Many speakers at UIA2014, which drew 4 500 delegates from 96 countries, showcased small-scale design interventions from across the continent.

They included Franck Houndégla, a multi-disciplinary French designer of African ancestry whose work with the French agency Liaisons Urbaines is focussed on redeveloping public spaces in African cities. He showcased three small-scale projects, including one set in a marketplace in Benin’s second-largest city, Porto-Novo. Working with Liberian-born architect Francis Sessou and a team of local Porto-Novo craftsmen and artisans, Houndégla supervised the construction of an unpretentious trading structure that mimicked the modest volumes and lines of the old informal market.

Houndégla explained how in many African cities, public spaces – “outdoor spaces for common use,” as he qualified the term’s meaning in Africa – have fallen into neglect, despite often being the most used spaces. Overhauling them is typically a massive undertaking.

Houndégla, working with the French design and development agency Liaisons Urbaines, has refined a site-specific practice that is both inexpensive and quick. Collaboration is key, he explained, his projects inviting the input of local bricklayers and masons as much as architects and furniture designers.

A similar working method typifies the practice of 26'10 south Architects, a Johannesburg firm led by Thorsten Deckler and Anne Graupner. Deckler, who was born in Namibia, was a lively participant at UIA2014. He wholly embraced the congress theme of “architecture otherwhere” in a presentation that focussed on two Gauteng informal settlements, Ruimsig and Marlboro South. 

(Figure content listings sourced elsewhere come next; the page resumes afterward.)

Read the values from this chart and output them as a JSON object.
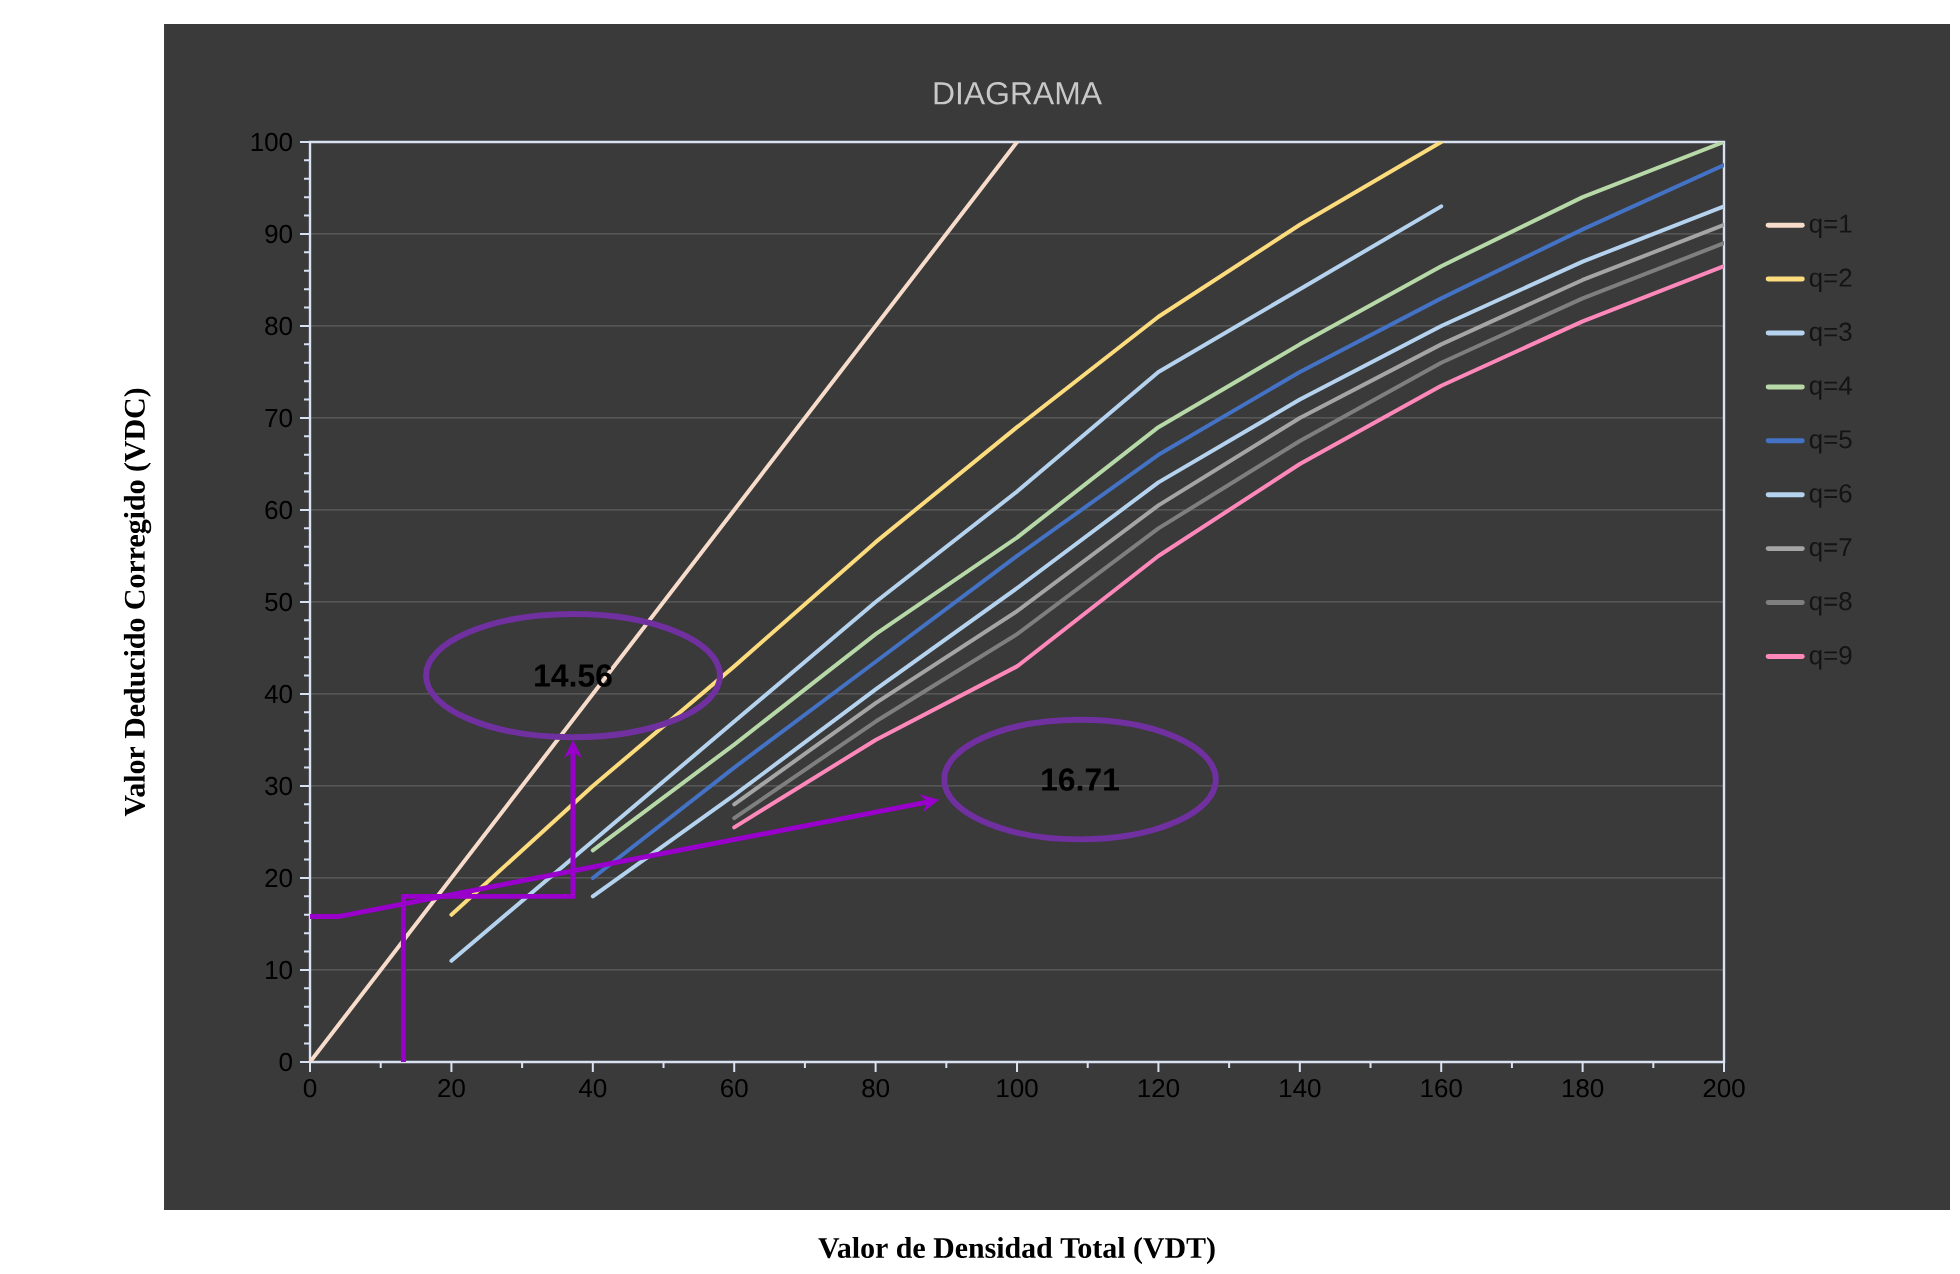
{
  "chart_data": {
    "type": "line",
    "title": "DIAGRAMA",
    "xlabel": "Valor de Densidad Total (VDT)",
    "ylabel": "Valor Deducido Corregido (VDC)",
    "xlim": [
      0,
      200
    ],
    "ylim": [
      0,
      100
    ],
    "xticks": [
      0,
      20,
      40,
      60,
      80,
      100,
      120,
      140,
      160,
      180,
      200
    ],
    "yticks": [
      0,
      10,
      20,
      30,
      40,
      50,
      60,
      70,
      80,
      90,
      100
    ],
    "grid": "y",
    "legend": "right",
    "marker": "none",
    "line_style": "solid",
    "annotations": [
      "14.56",
      "16.71"
    ],
    "series": [
      {
        "name": "q=1",
        "color": "#f8dccb",
        "x": [
          0,
          100
        ],
        "values": [
          0,
          100
        ]
      },
      {
        "name": "q=2",
        "color": "#fddc7e",
        "x": [
          20,
          40,
          60,
          80,
          100,
          120,
          140,
          160
        ],
        "values": [
          16,
          30,
          43,
          56.5,
          69,
          81,
          91,
          100
        ]
      },
      {
        "name": "q=3",
        "color": "#b5d3ee",
        "x": [
          20,
          40,
          60,
          80,
          100,
          120,
          140,
          160
        ],
        "values": [
          11,
          24,
          37,
          50,
          62,
          75,
          84,
          93
        ]
      },
      {
        "name": "q=4",
        "color": "#b7d9a8",
        "x": [
          40,
          60,
          80,
          100,
          120,
          140,
          160,
          180,
          200
        ],
        "values": [
          23,
          34.5,
          46.5,
          57,
          69,
          78,
          86.5,
          94,
          100
        ]
      },
      {
        "name": "q=5",
        "color": "#4472c4",
        "x": [
          40,
          60,
          80,
          100,
          120,
          140,
          160,
          180,
          200
        ],
        "values": [
          20,
          32,
          43.5,
          55,
          66,
          75,
          83,
          90.5,
          97.5
        ]
      },
      {
        "name": "q=6",
        "color": "#b5d3ee",
        "x": [
          40,
          60,
          80,
          100,
          120,
          140,
          160,
          180,
          200
        ],
        "values": [
          18,
          29,
          40.5,
          51.5,
          63,
          72,
          80,
          87,
          93
        ]
      },
      {
        "name": "q=7",
        "color": "#a5a5a5",
        "x": [
          60,
          80,
          100,
          120,
          140,
          160,
          180,
          200
        ],
        "values": [
          28,
          39,
          49,
          60.5,
          70,
          78,
          85,
          91
        ]
      },
      {
        "name": "q=8",
        "color": "#7f7f7f",
        "x": [
          60,
          80,
          100,
          120,
          140,
          160,
          180,
          200
        ],
        "values": [
          26.5,
          37,
          46.5,
          58,
          67.5,
          76,
          83,
          89
        ]
      },
      {
        "name": "q=9",
        "color": "#ff88bb",
        "x": [
          60,
          80,
          100,
          120,
          140,
          160,
          180,
          200
        ],
        "values": [
          25.5,
          35,
          43,
          55,
          65,
          73.5,
          80.5,
          86.5
        ]
      }
    ]
  }
}
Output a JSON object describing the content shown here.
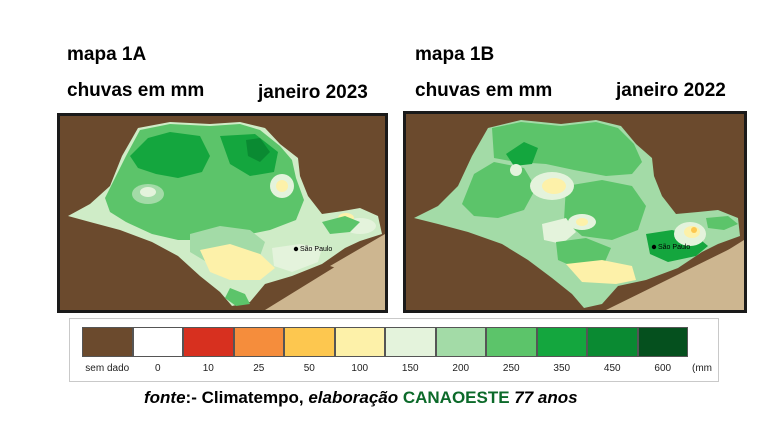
{
  "map_a": {
    "title": "mapa 1A",
    "subtitle": "chuvas em mm",
    "date": "janeiro 2023",
    "city": "São Paulo"
  },
  "map_b": {
    "title": "mapa 1B",
    "subtitle": "chuvas em mm",
    "date": "janeiro 2022",
    "city": "São Paulo"
  },
  "legend": {
    "items": [
      {
        "label": "sem dado",
        "color": "#6b4a2d"
      },
      {
        "label": "0",
        "color": "#ffffff"
      },
      {
        "label": "10",
        "color": "#d7301f"
      },
      {
        "label": "25",
        "color": "#f58d3c"
      },
      {
        "label": "50",
        "color": "#fdc74f"
      },
      {
        "label": "100",
        "color": "#fdf1a9"
      },
      {
        "label": "150",
        "color": "#e4f3dc"
      },
      {
        "label": "200",
        "color": "#a3dba7"
      },
      {
        "label": "250",
        "color": "#5cc46a"
      },
      {
        "label": "350",
        "color": "#14a63e"
      },
      {
        "label": "450",
        "color": "#0a8a32"
      },
      {
        "label": "600",
        "color": "#05501e"
      }
    ],
    "unit": "(mm"
  },
  "source": {
    "prefix": "fonte",
    "middle": ":- Climatempo, ",
    "elab": "elaboração ",
    "brand": "CANAOESTE",
    "suffix": " 77 anos"
  }
}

Deckler’s talk was very much aimed at showing that it is possible to think and work past traditional antagonisms – between client and architect, citizen and state, architect and public officials – and establish opportunities for collaboration and engagement at the community-level.

Rahul Mehrotra, a Mumbai architect and professor of urban design and planning at the Harvard Graduate School of Design, similarly tooled his fast-paced and warmly received presentation to showcase small-scale interventions in impoverished urban environments.

You can also act on the micro-level, insisted Mehrotra while discussing his Mumbai practice’s attempts to create dignified sanitation.

That these interventions occasionally fail is important to show, he added: “Sometimes we have to celebrate our failures.”

Modesty, while important as a concept, was not the only theme to emerge from the congress. Human dignity and the need to clarify the African debate around built forms also emerged as two key themes. Speaking at UIA2014, Edgar Pieterse, director of the African Centre for Cities at the University of Cape Town, highlighted the importance of African architects defining the continent’s transition agenda.

UIA2014, he said, offered a forum to “clarify what the global and intercontinental conversation should be, but also what the priorities for us as South African and Africans are as we go through the transition of the next two or three decades”.

Visiting Cameroonian architect Jean-Jacques Kotto agreed. Kotto is executive director of the Higher Special School of Architecture of Cameroon, this central African state’s first university of architecture. Based in Yaoundé, the privately owned university opened in 2010 with one classroom and predictions of its certain demise. It now boasts five classrooms and a visiting faculty of mostly French architectural professors.

Kotto was heartened by UIA’s decision to hold a congress in a sub-Saharan city. “Sometimes people don’t understand the reality of our continent, the reality of where we practice,” he remarked. That concern was decisively put to rest, Durban emerging as a capable host city with an important story to tell the world.